Golfe: HRW dénonce les abus contre les employées de maison tanzaniennes

Nairobi - Les employées de maison tanzaniennes à Oman et aux Émirats arabes unis sont victimes d'abus, notamment sexuels, et sont exploitées dans des conditions équivalentes à du travail forcé, a affirmé mardi l'ONG de défense des droits de l'Homme Human Rights Watch (HRW).

Dans un rapport d'une centaine de pages, l'ONG basée à New York assure que "de nombreuses employées de maison à Oman et aux Emirats sont surchargées de travail, sont sous-payées et sont victimes d'abus".

"Les travailleuses qui fuient des employeurs ou des agents qui les soumettent à des abus nous ont dit que la police ou leurs propres responsables d'ambassade les ont forcées à retourner (chez leur employeur)", soutient dans un communiqué Rothna Begum, chercheuse spécialiste des droits des femmes pour HRW.

"Ou alors, elles devaient renoncer à leurs salaires et passer des mois à économiser afin d'acheter un billet pour rentrer", ajoute Mme Begum.

La majorité des employées de maison dans les pays du Golfe sont asiatiques, originaires de pays comme le Sri Lanka, les Philippines et l'Inde. Mais depuis que ces pays ont renforcé la protection de leurs citoyens travaillant à l'étranger, les employées africaines sont de plus en plus populaires dans le Golfe, rapporte HRW.

Ainsi, les Tanzaniennes travaillant dans cette région comme employées de maison sont "des milliers", estime HRW.

Sur la base d'entretiens avec 50 d'entre elles, les chercheurs de l'ONG concluent que l'écrasante majorité d'entre elles se sont vu confisquer leur passeport, et ont été forcées à travailler jusqu'à 21 heures par jour sans bénéficier du moindre congé.

Elles "disent être payées moins que ce qui a été promis, voire pas du tout, être forcées de manger de la nourriture avariée ou des restes, se faire crier dessus et être insultées quotidiennement, et être victimes d'abus physiques et sexuels" de la part de leur employeur ou d'un membre de sa famille, indique HRW.

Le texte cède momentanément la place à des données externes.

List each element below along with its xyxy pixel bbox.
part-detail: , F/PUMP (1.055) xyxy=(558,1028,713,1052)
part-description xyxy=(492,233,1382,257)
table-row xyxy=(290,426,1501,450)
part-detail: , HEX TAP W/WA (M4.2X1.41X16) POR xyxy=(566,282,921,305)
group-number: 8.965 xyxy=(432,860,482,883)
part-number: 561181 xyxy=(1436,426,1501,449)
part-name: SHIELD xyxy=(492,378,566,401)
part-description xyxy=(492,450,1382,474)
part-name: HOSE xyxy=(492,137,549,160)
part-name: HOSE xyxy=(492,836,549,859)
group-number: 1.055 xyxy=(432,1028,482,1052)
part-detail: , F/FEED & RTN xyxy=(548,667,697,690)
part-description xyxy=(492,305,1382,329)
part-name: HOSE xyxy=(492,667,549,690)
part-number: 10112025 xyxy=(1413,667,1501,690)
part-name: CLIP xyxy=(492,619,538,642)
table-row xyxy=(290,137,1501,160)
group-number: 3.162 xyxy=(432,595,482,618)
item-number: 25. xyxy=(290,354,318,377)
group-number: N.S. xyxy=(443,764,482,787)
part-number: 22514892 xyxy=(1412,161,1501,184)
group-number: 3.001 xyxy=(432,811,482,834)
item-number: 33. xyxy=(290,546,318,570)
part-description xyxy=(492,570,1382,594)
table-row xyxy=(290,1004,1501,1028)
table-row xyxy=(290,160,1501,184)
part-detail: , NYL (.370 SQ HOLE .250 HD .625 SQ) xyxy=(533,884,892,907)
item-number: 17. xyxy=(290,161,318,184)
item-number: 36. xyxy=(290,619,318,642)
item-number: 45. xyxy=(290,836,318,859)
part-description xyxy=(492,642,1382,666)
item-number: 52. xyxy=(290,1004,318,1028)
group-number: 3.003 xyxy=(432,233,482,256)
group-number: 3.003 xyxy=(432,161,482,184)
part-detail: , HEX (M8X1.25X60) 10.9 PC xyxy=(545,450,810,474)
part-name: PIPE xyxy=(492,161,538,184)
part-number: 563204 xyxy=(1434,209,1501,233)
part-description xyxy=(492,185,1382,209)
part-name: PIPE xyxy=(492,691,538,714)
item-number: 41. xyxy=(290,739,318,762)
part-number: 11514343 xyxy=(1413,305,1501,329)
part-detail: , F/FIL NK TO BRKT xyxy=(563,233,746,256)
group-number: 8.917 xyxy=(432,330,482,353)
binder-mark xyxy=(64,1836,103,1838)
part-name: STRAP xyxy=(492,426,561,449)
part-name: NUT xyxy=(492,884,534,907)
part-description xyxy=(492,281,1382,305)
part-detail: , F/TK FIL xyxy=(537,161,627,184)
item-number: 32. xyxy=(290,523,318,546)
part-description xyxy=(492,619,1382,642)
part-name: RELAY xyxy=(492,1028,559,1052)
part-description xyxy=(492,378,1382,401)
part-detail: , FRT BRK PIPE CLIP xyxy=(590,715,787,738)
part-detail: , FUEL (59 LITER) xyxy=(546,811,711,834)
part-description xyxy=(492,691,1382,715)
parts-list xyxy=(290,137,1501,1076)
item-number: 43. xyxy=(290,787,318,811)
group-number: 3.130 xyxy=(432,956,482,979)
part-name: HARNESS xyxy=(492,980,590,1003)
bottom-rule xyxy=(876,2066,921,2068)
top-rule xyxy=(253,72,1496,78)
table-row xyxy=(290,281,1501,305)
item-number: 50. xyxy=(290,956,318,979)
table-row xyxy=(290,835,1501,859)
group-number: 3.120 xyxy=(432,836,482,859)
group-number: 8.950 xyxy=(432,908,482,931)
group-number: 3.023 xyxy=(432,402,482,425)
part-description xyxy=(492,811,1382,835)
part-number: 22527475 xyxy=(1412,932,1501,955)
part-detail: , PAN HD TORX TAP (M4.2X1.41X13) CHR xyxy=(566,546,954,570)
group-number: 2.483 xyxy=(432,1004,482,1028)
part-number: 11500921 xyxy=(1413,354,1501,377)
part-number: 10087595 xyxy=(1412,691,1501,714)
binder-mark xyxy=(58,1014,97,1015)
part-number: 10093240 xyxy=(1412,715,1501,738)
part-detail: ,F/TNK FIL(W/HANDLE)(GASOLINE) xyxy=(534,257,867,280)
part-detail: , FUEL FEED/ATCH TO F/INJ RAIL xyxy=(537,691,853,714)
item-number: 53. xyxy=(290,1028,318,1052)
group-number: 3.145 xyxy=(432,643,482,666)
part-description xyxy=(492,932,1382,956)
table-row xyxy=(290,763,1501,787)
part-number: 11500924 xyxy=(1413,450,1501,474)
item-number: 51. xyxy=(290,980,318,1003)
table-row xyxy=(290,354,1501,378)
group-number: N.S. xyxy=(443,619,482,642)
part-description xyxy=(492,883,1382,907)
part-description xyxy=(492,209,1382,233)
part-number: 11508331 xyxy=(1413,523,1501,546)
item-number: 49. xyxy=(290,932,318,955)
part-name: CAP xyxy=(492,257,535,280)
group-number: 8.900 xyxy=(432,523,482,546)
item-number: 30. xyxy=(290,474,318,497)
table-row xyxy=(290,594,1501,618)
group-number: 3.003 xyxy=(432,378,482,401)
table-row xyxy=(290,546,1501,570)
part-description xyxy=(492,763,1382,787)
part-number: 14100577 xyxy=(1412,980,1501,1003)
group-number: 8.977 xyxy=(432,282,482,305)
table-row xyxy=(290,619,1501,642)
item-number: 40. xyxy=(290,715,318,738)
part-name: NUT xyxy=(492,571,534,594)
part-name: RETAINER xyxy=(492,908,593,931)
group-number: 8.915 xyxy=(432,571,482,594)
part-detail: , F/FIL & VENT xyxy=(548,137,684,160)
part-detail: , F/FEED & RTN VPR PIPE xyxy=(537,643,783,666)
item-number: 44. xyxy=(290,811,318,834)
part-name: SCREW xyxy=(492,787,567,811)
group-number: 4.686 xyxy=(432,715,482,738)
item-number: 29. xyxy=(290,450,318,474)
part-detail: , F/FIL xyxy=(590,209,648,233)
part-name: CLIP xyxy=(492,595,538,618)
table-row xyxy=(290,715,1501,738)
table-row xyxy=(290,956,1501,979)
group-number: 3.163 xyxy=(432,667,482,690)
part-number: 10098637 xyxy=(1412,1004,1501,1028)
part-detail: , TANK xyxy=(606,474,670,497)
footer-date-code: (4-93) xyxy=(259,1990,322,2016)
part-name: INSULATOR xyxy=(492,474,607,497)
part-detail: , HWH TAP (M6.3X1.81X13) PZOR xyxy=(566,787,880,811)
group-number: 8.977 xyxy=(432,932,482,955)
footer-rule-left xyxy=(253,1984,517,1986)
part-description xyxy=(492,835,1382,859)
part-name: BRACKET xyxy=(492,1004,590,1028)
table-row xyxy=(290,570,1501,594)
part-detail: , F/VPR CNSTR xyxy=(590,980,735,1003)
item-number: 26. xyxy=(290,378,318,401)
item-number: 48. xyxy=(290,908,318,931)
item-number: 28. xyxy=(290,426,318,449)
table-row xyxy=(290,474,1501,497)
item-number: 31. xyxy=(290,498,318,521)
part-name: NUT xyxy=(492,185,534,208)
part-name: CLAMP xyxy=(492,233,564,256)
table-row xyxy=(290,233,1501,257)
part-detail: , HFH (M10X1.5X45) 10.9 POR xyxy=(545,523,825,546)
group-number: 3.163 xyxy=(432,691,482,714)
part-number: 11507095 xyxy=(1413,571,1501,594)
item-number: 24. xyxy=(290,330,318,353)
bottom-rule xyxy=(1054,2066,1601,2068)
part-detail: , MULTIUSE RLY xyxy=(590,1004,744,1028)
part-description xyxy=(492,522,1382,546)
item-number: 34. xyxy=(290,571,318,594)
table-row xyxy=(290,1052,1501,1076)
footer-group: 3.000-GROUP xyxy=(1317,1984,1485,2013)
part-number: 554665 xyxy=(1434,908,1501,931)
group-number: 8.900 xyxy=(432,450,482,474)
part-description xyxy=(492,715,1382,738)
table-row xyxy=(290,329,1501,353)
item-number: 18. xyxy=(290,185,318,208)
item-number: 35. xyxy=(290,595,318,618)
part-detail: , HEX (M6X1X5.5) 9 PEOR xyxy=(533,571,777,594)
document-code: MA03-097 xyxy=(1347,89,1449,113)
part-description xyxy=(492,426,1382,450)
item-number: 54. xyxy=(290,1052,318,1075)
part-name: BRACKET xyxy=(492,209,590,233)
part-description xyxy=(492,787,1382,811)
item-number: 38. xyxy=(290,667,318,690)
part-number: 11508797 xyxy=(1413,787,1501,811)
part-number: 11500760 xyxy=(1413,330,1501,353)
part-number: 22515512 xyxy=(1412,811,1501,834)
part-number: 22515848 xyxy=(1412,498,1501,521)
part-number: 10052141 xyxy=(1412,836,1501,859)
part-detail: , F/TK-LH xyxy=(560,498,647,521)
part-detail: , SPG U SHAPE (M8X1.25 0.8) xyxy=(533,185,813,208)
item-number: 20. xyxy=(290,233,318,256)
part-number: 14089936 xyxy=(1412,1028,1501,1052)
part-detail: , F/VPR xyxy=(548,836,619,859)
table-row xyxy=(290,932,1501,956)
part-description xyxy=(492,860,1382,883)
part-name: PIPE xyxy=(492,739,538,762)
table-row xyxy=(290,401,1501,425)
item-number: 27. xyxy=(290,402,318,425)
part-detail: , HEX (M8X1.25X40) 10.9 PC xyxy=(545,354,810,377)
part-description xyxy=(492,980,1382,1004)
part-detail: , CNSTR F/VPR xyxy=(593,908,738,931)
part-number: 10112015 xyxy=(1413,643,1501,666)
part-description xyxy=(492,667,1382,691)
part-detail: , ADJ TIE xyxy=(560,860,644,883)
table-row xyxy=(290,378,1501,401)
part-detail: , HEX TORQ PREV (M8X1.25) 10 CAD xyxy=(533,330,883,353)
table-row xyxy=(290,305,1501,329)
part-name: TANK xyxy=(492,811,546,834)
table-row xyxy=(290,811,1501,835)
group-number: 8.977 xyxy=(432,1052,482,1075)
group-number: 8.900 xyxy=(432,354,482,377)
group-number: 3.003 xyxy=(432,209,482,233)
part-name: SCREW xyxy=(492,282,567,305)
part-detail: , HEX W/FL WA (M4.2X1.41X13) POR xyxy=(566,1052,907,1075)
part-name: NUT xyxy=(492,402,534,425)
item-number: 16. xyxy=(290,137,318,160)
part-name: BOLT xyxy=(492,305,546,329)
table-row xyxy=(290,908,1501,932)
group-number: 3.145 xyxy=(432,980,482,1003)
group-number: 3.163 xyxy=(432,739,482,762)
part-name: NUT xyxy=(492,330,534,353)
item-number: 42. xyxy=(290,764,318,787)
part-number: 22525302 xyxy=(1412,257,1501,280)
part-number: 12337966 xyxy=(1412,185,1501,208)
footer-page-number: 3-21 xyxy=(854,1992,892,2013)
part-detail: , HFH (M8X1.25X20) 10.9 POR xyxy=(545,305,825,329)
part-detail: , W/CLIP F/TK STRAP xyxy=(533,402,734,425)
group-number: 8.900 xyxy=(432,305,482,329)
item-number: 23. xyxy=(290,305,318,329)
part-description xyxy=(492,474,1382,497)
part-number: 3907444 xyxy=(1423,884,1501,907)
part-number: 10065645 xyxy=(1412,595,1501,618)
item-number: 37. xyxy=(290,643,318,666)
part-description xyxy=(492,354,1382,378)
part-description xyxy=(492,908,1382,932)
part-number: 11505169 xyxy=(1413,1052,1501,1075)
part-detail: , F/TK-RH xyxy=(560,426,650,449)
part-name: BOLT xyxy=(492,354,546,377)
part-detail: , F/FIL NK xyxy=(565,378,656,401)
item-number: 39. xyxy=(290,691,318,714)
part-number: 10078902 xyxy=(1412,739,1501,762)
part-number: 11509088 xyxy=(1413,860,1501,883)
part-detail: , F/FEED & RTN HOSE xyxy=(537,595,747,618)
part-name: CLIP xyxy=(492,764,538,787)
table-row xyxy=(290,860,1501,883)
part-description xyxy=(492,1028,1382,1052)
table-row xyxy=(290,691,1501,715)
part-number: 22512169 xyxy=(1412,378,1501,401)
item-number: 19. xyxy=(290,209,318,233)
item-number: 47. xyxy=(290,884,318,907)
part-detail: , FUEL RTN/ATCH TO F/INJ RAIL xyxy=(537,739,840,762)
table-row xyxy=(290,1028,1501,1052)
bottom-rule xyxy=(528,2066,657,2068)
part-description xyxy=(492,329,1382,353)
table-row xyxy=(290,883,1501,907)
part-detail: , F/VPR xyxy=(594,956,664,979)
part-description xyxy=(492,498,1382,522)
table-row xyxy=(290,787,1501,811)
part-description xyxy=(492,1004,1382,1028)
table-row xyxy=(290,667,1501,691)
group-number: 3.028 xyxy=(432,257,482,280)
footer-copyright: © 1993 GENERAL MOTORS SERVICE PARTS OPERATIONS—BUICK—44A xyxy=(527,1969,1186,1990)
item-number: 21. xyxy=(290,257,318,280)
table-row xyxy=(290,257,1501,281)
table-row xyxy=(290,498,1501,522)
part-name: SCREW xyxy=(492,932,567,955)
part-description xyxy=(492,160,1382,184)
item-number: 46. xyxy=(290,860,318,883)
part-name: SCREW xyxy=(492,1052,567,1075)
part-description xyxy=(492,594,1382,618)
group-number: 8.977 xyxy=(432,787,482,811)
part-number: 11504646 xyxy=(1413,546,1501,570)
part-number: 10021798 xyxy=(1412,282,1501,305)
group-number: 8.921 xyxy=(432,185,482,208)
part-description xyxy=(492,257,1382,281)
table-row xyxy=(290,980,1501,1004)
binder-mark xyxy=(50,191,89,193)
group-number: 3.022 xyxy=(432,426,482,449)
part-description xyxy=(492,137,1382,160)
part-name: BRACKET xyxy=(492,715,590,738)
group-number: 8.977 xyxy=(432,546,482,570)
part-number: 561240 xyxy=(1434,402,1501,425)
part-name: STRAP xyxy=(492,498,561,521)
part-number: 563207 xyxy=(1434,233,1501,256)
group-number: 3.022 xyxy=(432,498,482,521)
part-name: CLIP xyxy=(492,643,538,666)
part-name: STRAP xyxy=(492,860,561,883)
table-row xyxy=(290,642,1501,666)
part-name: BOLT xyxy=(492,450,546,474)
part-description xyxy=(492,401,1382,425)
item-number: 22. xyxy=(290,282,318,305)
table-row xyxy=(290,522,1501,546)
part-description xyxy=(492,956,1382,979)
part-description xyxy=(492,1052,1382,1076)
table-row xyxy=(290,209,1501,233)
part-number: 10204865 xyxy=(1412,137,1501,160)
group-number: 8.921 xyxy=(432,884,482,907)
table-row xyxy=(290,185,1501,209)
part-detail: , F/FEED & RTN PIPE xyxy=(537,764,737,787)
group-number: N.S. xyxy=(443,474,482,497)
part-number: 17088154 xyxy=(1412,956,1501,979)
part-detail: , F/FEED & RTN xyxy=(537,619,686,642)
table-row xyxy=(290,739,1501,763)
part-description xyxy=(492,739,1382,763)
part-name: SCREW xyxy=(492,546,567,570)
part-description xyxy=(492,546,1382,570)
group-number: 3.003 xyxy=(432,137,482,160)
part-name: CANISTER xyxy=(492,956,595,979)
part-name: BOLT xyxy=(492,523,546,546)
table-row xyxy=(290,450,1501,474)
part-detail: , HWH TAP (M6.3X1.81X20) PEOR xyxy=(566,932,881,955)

"Certains de ces cas relèvent du travail forcé ou de trafic en vue du travail forcé", assure l'ONG, qui dénonce le très controversé système de parrainage "kafala", en vertu duquel tous les travailleurs étrangers doivent avoir un "parrain" local et obtenir une autorisation de sa part pour changer d'emploi ou quitter le pays d'accueil.

Mais les pays d'origine des employées portent également une partie de la responsabilité, assure HRW.

"La Tanzanie a certes étendu les protections pour ses travailleurs à l'étranger depuis 2011, mais des lacunes dans les législations sur le recrutement et la migration soumettent ces travailleurs à un risque élevé dès le début (du processus d'expatriation, NDLR) et offrent peu de possibilités d'obtenir réparation", soutient HRW.

De plus, de nombreux travailleurs ne passent pas par les agences de recrutement certifiées par le gouvernement, dont les contrats signés en Tanzanie n'ont de toute façon "aucune valeur légale" dans le Golfe.

En Tanzanie, les autorités ont empêché mardi HRW de présenter officiellement le rapport, notamment à la presse, dans un hôtel de Dar es Salaam.

"Ils n'ont pas respecté la procédure pour mener des recherches en Tanzanie", a assuré à la presse William Kindekete, un responsable de la Commission pour la science et la technologie, accusant l'équipe de HRW de ne pas disposer des visas adéquats.

Mme Begum a elle contesté cette version des faits. "Je leur ai dit qu'il ne s'agit pas d'une recherche scientifique, mais qu'il s'agit juste de documenter (une question, NDLR) liée aux droits humains", a-t-elle dit à l'AFP, soutenant que l'équipe de HRW disposait de "visas d'affaires".